There have been a lot of tendentious arguments made for the struggles of American entrepreneurs in very recent years, most of them associated with claims about tax and regulatory burdens that have grown regularly lighter as the decades have gone by. But actual research is showing some very different reasons, as noted at Ten Miles Square today by Dane Stangler and Jordan Bell-Masterson of the Kauffman Foundation:
In a forthcoming paper, the Kauffman Foundation analyzes different trends and scenarios for why entrepreneurship may rise or fall. We can briefly canvass some reasons for optimism here.

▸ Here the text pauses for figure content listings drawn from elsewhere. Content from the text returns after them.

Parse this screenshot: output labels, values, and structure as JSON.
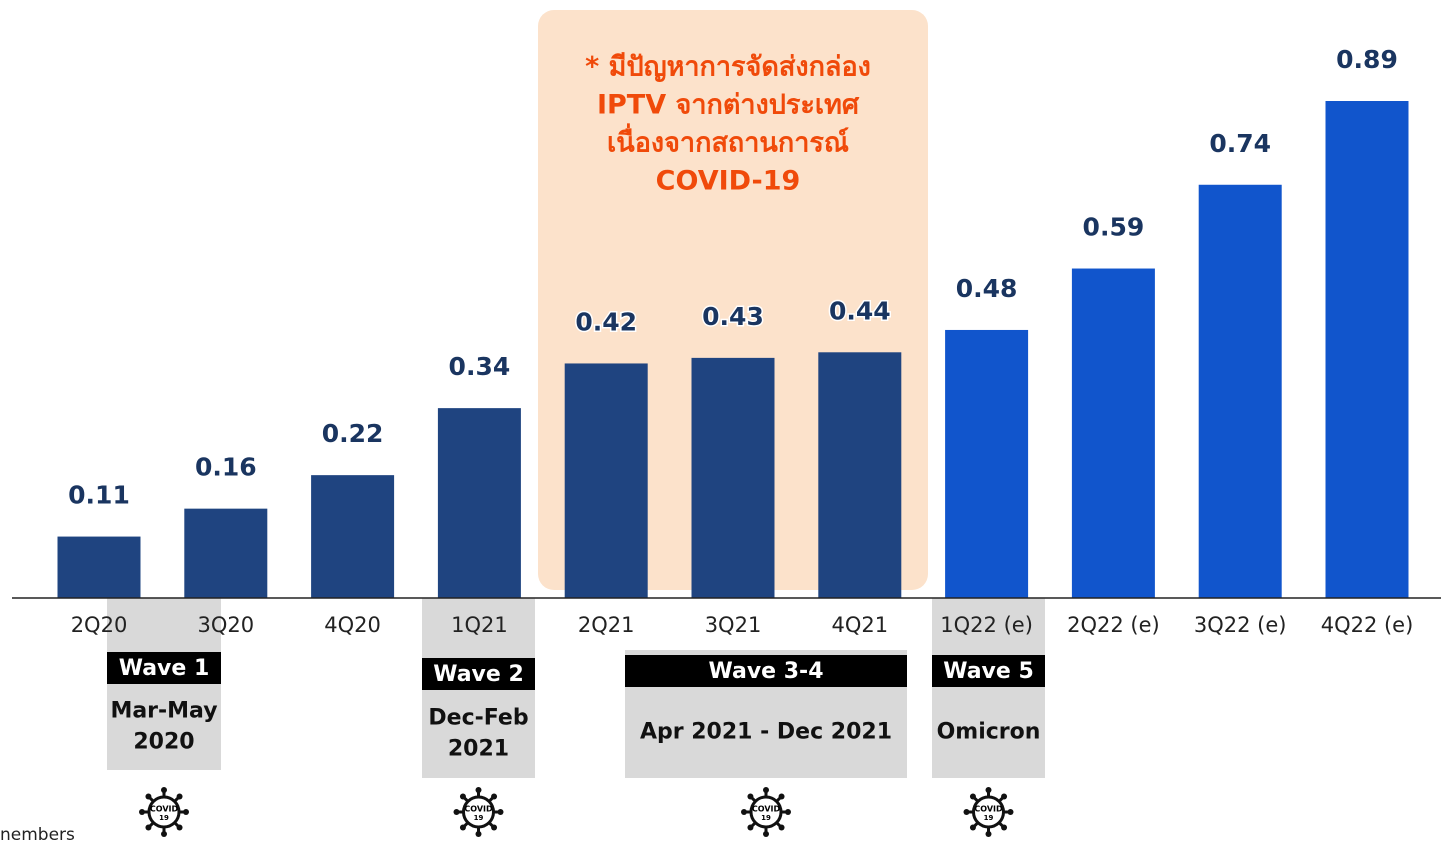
{
  "chart_data": {
    "type": "bar",
    "categories": [
      "2Q20",
      "3Q20",
      "4Q20",
      "1Q21",
      "2Q21",
      "3Q21",
      "4Q21",
      "1Q22 (e)",
      "2Q22 (e)",
      "3Q22 (e)",
      "4Q22 (e)"
    ],
    "values": [
      0.11,
      0.16,
      0.22,
      0.34,
      0.42,
      0.43,
      0.44,
      0.48,
      0.59,
      0.74,
      0.89
    ],
    "colors": [
      "#1f4480",
      "#1f4480",
      "#1f4480",
      "#1f4480",
      "#1f4480",
      "#1f4480",
      "#1f4480",
      "#1155cc",
      "#1155cc",
      "#1155cc",
      "#1155cc"
    ],
    "annotation": [
      "* มีปัญหาการจัดส่งกล่อง",
      "IPTV จากต่างประเทศ",
      "เนื่องจากสถานการณ์",
      "COVID-19"
    ],
    "waves": [
      {
        "label": "Wave 1",
        "period": [
          "Mar-May",
          "2020"
        ]
      },
      {
        "label": "Wave 2",
        "period": [
          "Dec-Feb",
          "2021"
        ]
      },
      {
        "label": "Wave 3-4",
        "period": [
          "Apr 2021 - Dec 2021"
        ]
      },
      {
        "label": "Wave 5",
        "period": [
          "Omicron"
        ]
      }
    ],
    "icon_text": [
      "COVID",
      "19"
    ],
    "footnote": "nembers"
  }
}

Returning to demographics, over the next 20 years we will have more thirty-somethings than ever before. This matters because the “peak age” for entrepreneurship is the late thirties and early forties. While we might not expect an outright entrepreneurial boom, as Vox’s Matt Yglesias suggests, we are more optimistic than 538’s Ben Casselman, since the decline of the prime-age entrepreneurial population has coincided with the decline of high-tech entrepreneurship (as opposed to the big-box retailer driven decline in the decades prior).
Likewise, we might expect that the proliferation of entrepreneurship education and training programs across the country could translate into more new businesses over the next several years. And, the expansion of crowdfunding sites should encourage a higher level of entrepreneurial activity.
The present state of entrepreneurship, at least according to recent research, may not seem particularly healthy. But there are reasons to think that picture may be incomplete, and plenty of reasons for expecting an entrepreneurship boom in coming years.
Booms are never as widely predicted as busts, but this is one that is if not predictable then certainly very plausible.